Обычно он тащил на себе пару городских мулов, держа их так же легко, как держат тряпичных кукол. Удивительно, но даже в таком городе, как Вальтербург, находилось множество беспечных людей, которые не глядя наверх. А может, и глядели, расслышав тарахтящий звук мотора, но слишком поздно. Сын Карла ни разу не оставался с пустыми руками. Чаще всего он даже не запирал своих будущих жертв, а сразу шел к автоклаву. Некоторые сопротивлялись, другие, не предполагая, что именно их ждет, встречали судьбу молча и покорно. И те и другие неизбежно превращались в хлюпающую густую жижу, которую сын Карла, жадно чавкая, пожирал ладонью.
Раз за разом все повторялось. Автоклав, хоть и был старым, никогда не уставал. Он работал с шипением, в котором Ганзелю мерещилась сладострастность. От липкого и вязкого запаха варенья ужасно мутило, как и от вида пирующего толстяка с алыми потеками на лоснящихся щеках. Но исторгнуть из себя Ганзель все равно ничего не мог – желудок давно был пуст.
Но хуже всего было ожидание. Едва ли сын Карла сознательно подвергал их этой пытке. Скорее всего, он даже не сознавал, что ощущают люди, запертые в клетки и день за днем наблюдающие за тем, как работает вечно голодный автоклав. Ожидание действовало крайне гнетуще. Ганзель по себе ощущал, как каждый проведенный в клетке час подтачивает волю и размягчает нервы. Если первые дни ему удавалось сохранять спокойствие даже слушая лихорадочный стук изнутри автоклава, очень скоро он уже в панике вскакивал, стоило лишь различить приближающийся шум огромного винта.
Страх язвил его ядовитым жалом изнутри. Страх нашептывал: «Подумай, что будет, если сегодня он вернется без добычи? Ты думаешь, он ляжет спать голодным?..»
Помимо страха силы подтачивало и чувство вины, чумной крысой пирующее во внутренностях. Можно как угодно долго настаивать на том, что его обманул Варрава, и даже верить в это какое-то время, только совесть, этот проклятый атавизм, так и не отмерший за десятки поколений неконтролируемых мутаций, знает одно. Это он, Ганзель, вздумал сыграть со старым пауком в рискованную игру, самонадеянно возомнив себя самым проницательным и хитрым. Решил выполнить грязную работу чужими руками. И даже не успел удивиться, когда эти же руки мгновенно сомкнулись на его собственной шее. Все справедливо, нет нужды ругать геноведьм с их безрассудными экспериментами.
Чтобы не думать об этом, Ганзель старался размышлять о чем-то отвлеченном, но без малейшего успеха – даже бесплотная мысль не могла выбраться за пределы дома на крыше, лишь билась о его грязный ржавый купол раненной птицей. И мысли делались все сквернее и отвратительнее изо дня в день.
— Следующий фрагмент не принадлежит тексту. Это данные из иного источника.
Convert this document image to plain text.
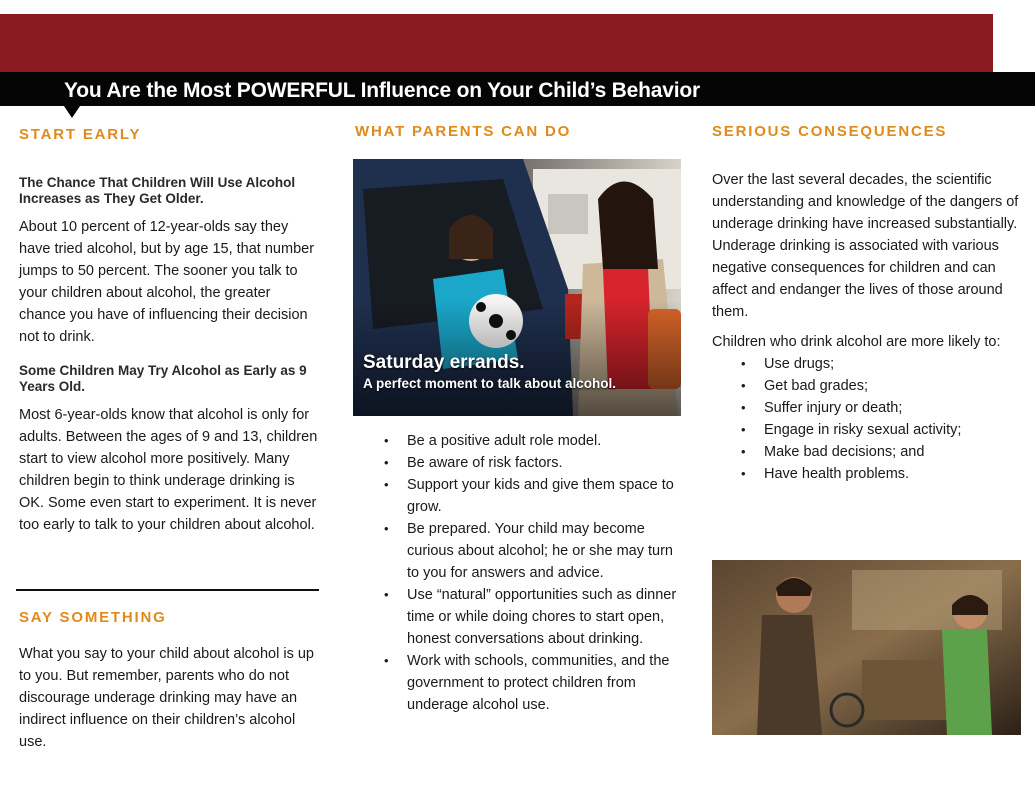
You Are the Most POWERFUL Influence on Your Child’s Behavior
START EARLY

The Chance That Children Will Use Alcohol Increases as They Get Older.

About 10 percent of 12-year-olds say they have tried alcohol, but by age 15, that number jumps to 50 percent. The sooner you talk to your children about alcohol, the greater chance you have of influencing their decision not to drink.

Some Children May Try Alcohol as Early as 9 Years Old.

Most 6-year-olds know that alcohol is only for adults. Between the ages of 9 and 13, children start to view alcohol more positively. Many children begin to think underage drinking is OK. Some even start to experiment. It is never too early to talk to your children about alcohol.

SAY SOMETHING

What you say to your child about alcohol is up to you. But remember, parents who do not discourage underage drinking may have an indirect influence on their children’s alcohol use.

WHAT PARENTS CAN DO
Saturday errands.
A perfect moment to talk about alcohol.
• Be a positive adult role model.
• Be aware of risk factors.
• Support your kids and give them space to grow.
• Be prepared. Your child may become curious about alcohol; he or she may turn to you for answers and advice.
• Use “natural” opportunities such as dinner time or while doing chores to start open, honest conversations about drinking.
• Work with schools, communities, and the government to protect children from underage alcohol use.
SERIOUS CONSEQUENCES

Over the last several decades, the scientific understanding and knowledge of the dangers of underage drinking have increased substantially. Underage drinking is associated with various negative consequences for children and can affect and endanger the lives of those around them.

Children who drink alcohol are more likely to:

• Use drugs;
• Get bad grades;
• Suffer injury or death;
• Engage in risky sexual activity;
• Make bad decisions; and
• Have health problems.
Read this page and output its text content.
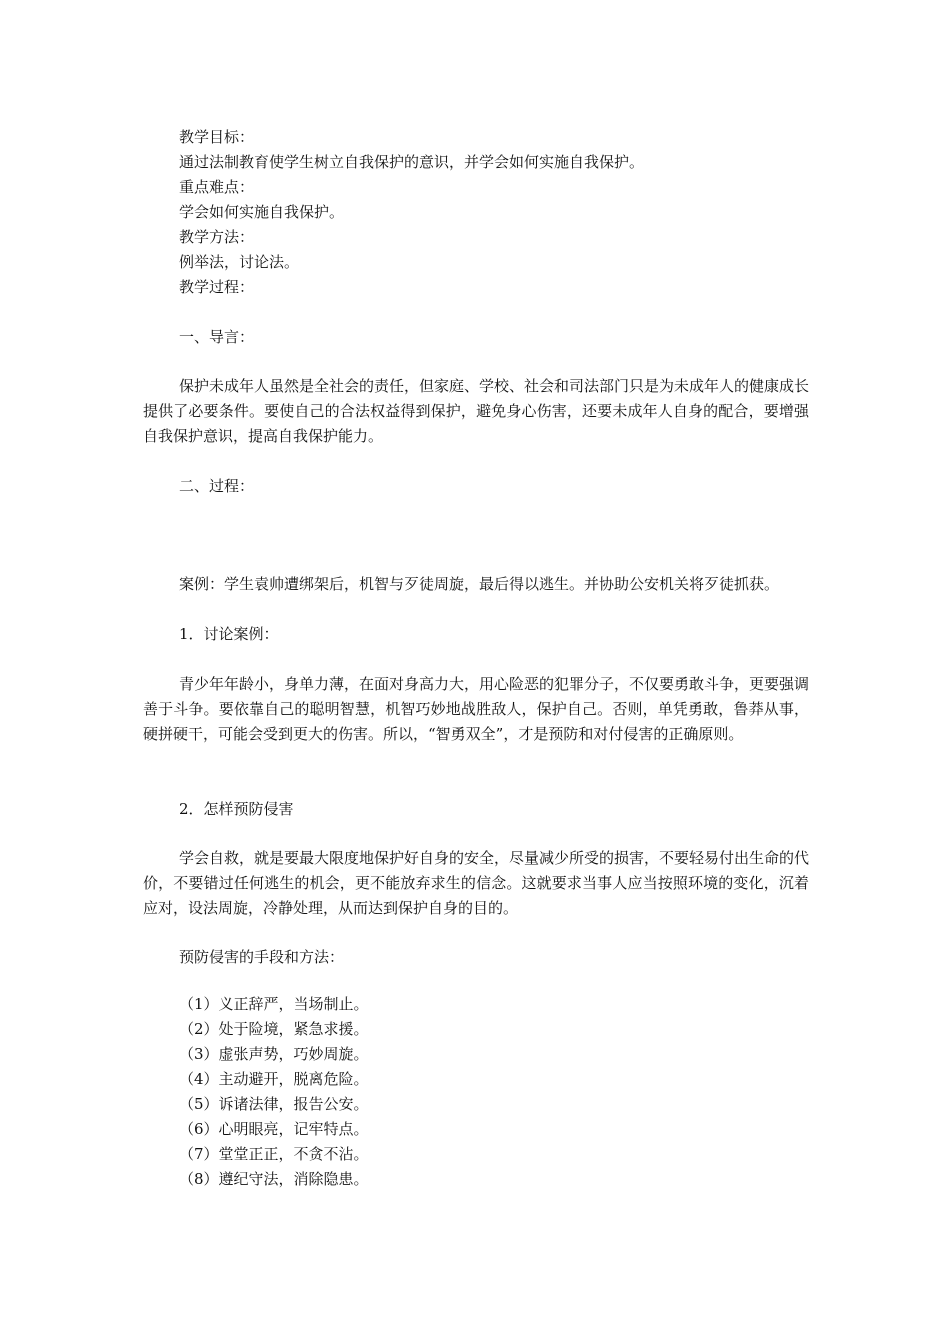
教学目标：

通过法制教育使学生树立自我保护的意识，并学会如何实施自我保护。

重点难点：

学会如何实施自我保护。

教学方法：

例举法，讨论法。

教学过程：

一、导言：

保护未成年人虽然是全社会的责任，但家庭、学校、社会和司法部门只是为未成年人的健康成长提供了必要条件。要使自己的合法权益得到保护，避免身心伤害，还要未成年人自身的配合，要增强自我保护意识，提高自我保护能力。

二、过程：

案例：学生袁帅遭绑架后，机智与歹徒周旋，最后得以逃生。并协助公安机关将歹徒抓获。

1．讨论案例：

青少年年龄小，身单力薄，在面对身高力大，用心险恶的犯罪分子，不仅要勇敢斗争，更要强调善于斗争。要依靠自己的聪明智慧，机智巧妙地战胜敌人，保护自己。否则，单凭勇敢，鲁莽从事，硬拼硬干，可能会受到更大的伤害。所以，“智勇双全”，才是预防和对付侵害的正确原则。

2．怎样预防侵害

学会自救，就是要最大限度地保护好自身的安全，尽量减少所受的损害，不要轻易付出生命的代价，不要错过任何逃生的机会，更不能放弃求生的信念。这就要求当事人应当按照环境的变化，沉着应对，设法周旋，冷静处理，从而达到保护自身的目的。

预防侵害的手段和方法：

（1）义正辞严，当场制止。
（2）处于险境，紧急求援。
（3）虚张声势，巧妙周旋。
（4）主动避开，脱离危险。
（5）诉诸法律，报告公安。
（6）心明眼亮，记牢特点。
（7）堂堂正正，不贪不沾。
（8）遵纪守法，消除隐患。
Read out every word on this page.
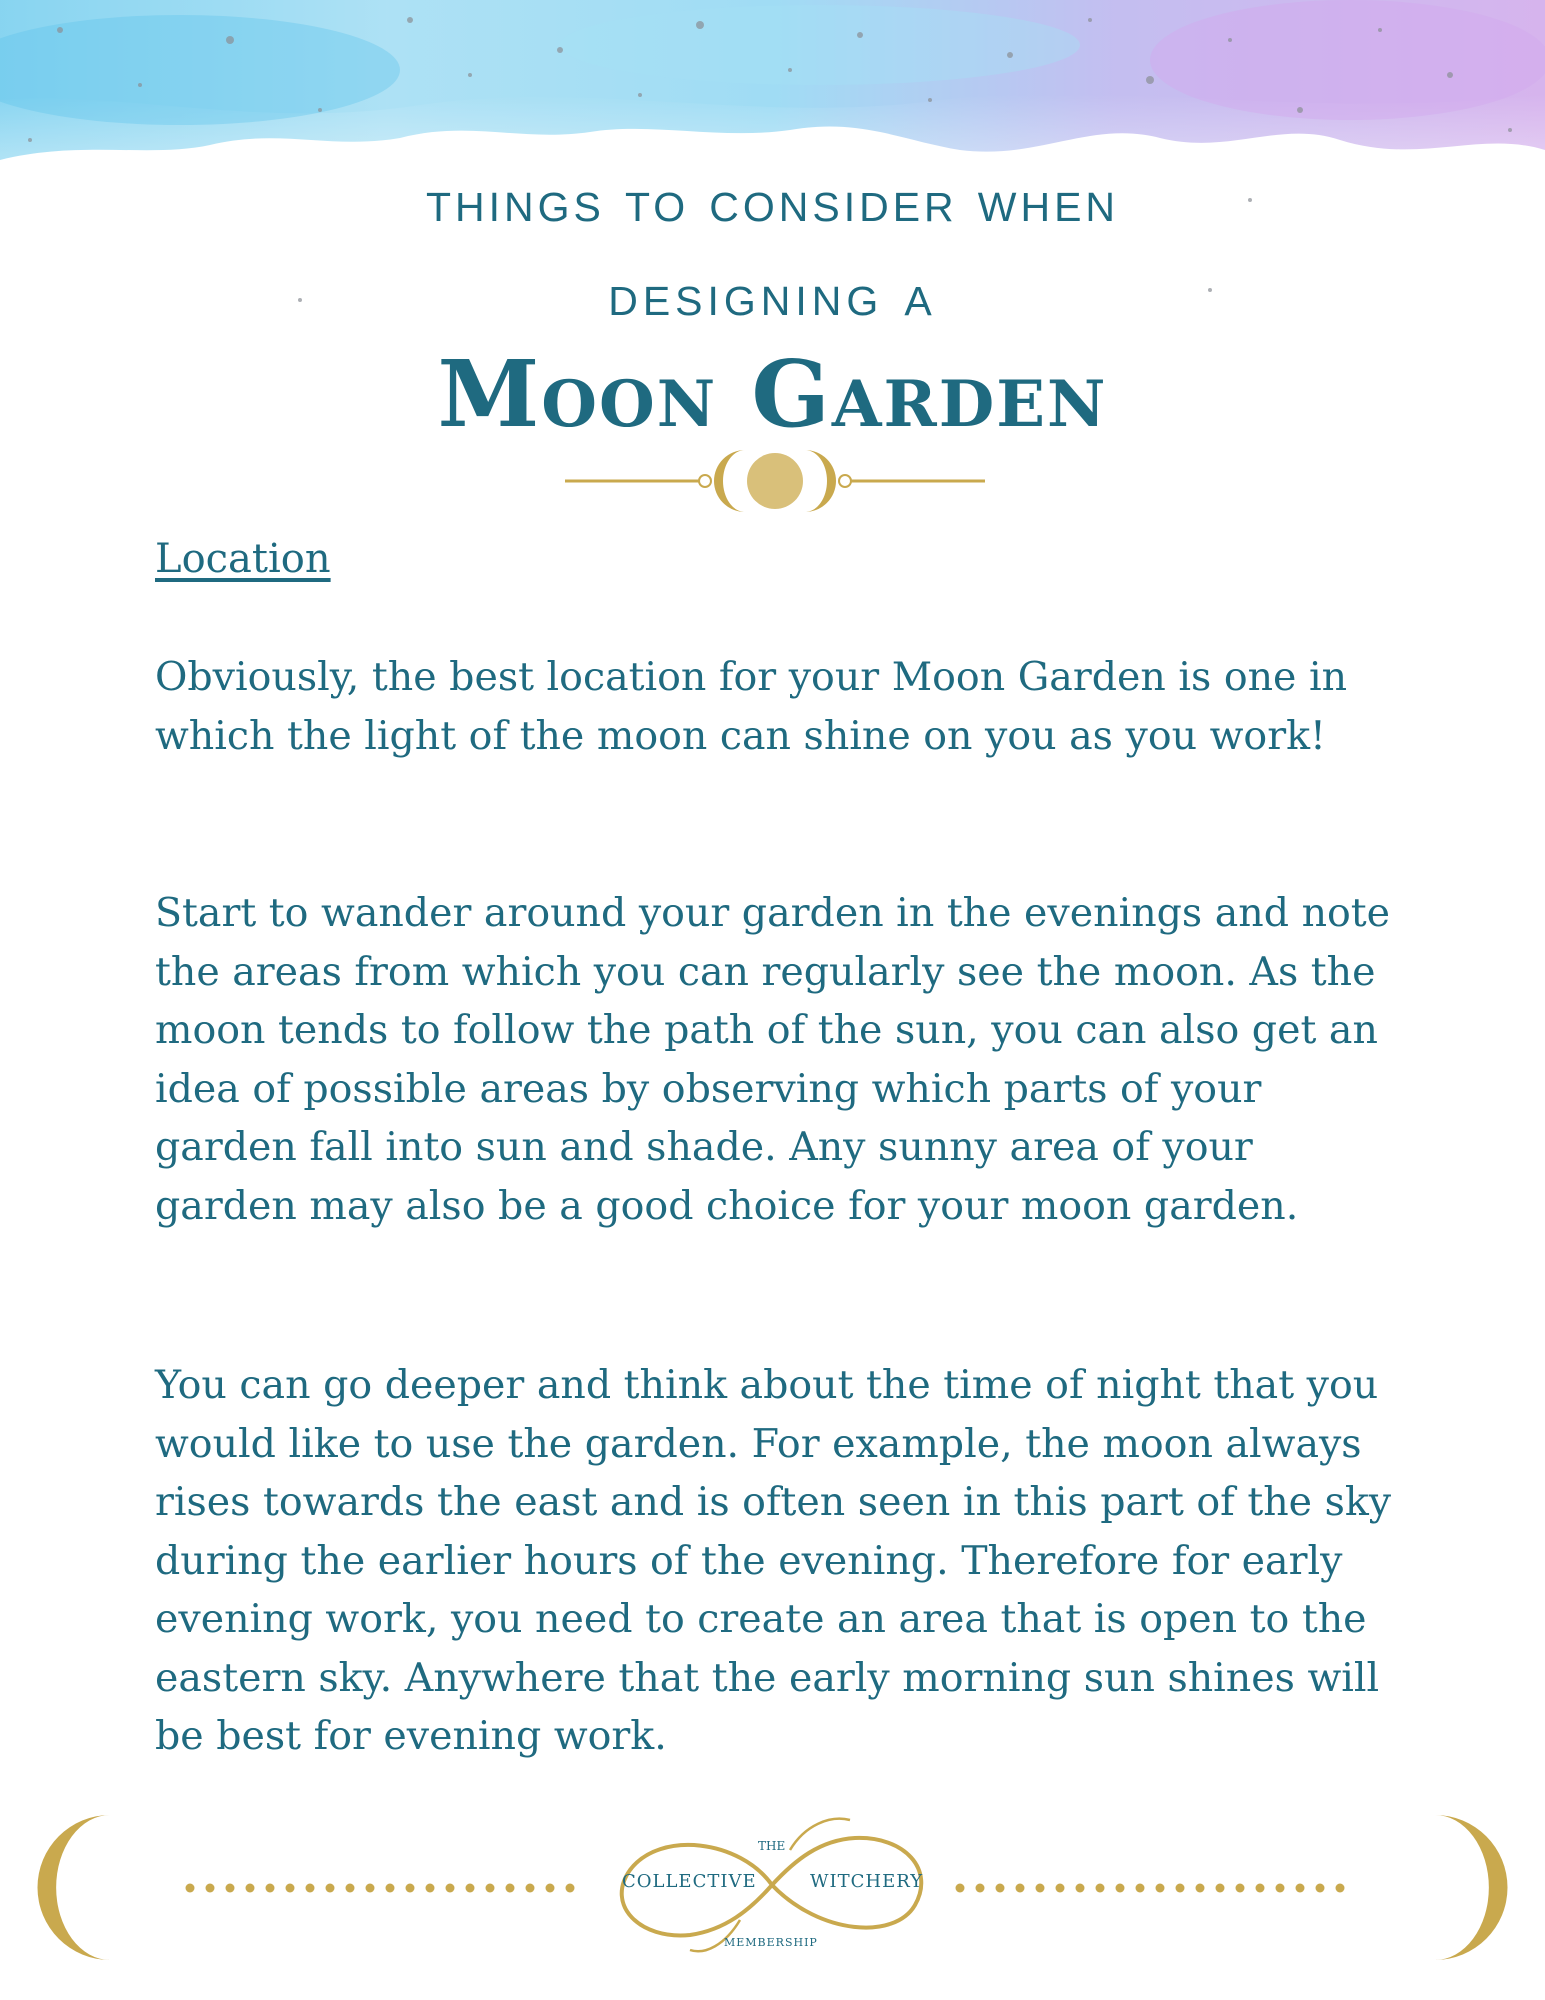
things to consider when
designing a
Moon Garden
Location

Obviously, the best location for your Moon Garden is one in which the light of the moon can shine on you as you work!

Start to wander around your garden in the evenings and note the areas from which you can regularly see the moon. As the moon tends to follow the path of the sun, you can also get an idea of possible areas by observing which parts of your garden fall into sun and shade. Any sunny area of your garden may also be a good choice for your moon garden.

You can go deeper and think about the time of night that you would like to use the garden. For example, the moon always rises towards the east and is often seen in this part of the sky during the earlier hours of the evening. Therefore for early evening work, you need to create an area that is open to the eastern sky. Anywhere that the early morning sun shines will be best for evening work.

the
collective witchery
membership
К примеру, отчего сын Карла не убивает своих жертв, прежде чем превратить в варенье? Быть может, его примитивный разум совершенно не волнуют крики жертв? Возможно. Был и другой вариант ответа, который Ганзель поспешил запихнуть в самый темный уголок сознания, как в чулан. Возможно, из живых людей варенье получается вкуснее…
Прочие мысли были и того хуже. И самой плохой из них была – отчего сын Карла еще не отправил их самих в автоклав? Чего выжидает? Зачем тянет? Подсознание с готовностью подсовывало ответ на этот вопрос, столь отвратительный, что Ганзель скалил зубы всякий раз, когда тот маячил перед мысленным взором. Все очень просто. Сын Карла распознал в них малую часть дефектного генокода и решил приберечь на особый случай, как изысканный деликатес. Вот, кто они с Греттель. Деликатесы. Редкое для Вальтербурга блюдо. Что-то вроде окороков, свисающих с потолка в чулане. Или кругов сыра, загодя спрятанных в подпол и ждущих своего часа.
- Надо бежать.
- Что? – от удивления Ганзель даже не выругался.
- Надо бежать, - спокойно повторила Греттель. Она выглядела призраком – прозрачные глаза, угольные синяки под ними, кожа кажется столь тонкой, что можно разглядеть тени кровеносных сосудов, - Мне кажется, у нас осталось мало времени, братец.
- Отчего ты так решила?
На самом деле, он давно ощущал то же самое. Но если его собственные ощущение зиждились на акульей интуиции, то выводы Греттель должны были иметь под собой более надежный фундамент.
- Мы слабеем, - пояснила Греттель со своим обычным равнодушным спокойствием, так, как если бы констатировала какой-нибудь очевидный и не представляющий особой важности факт, - Скоро мы не будем представлять для него питательной ценности. Человек – не тот продукт, который может долго хранится.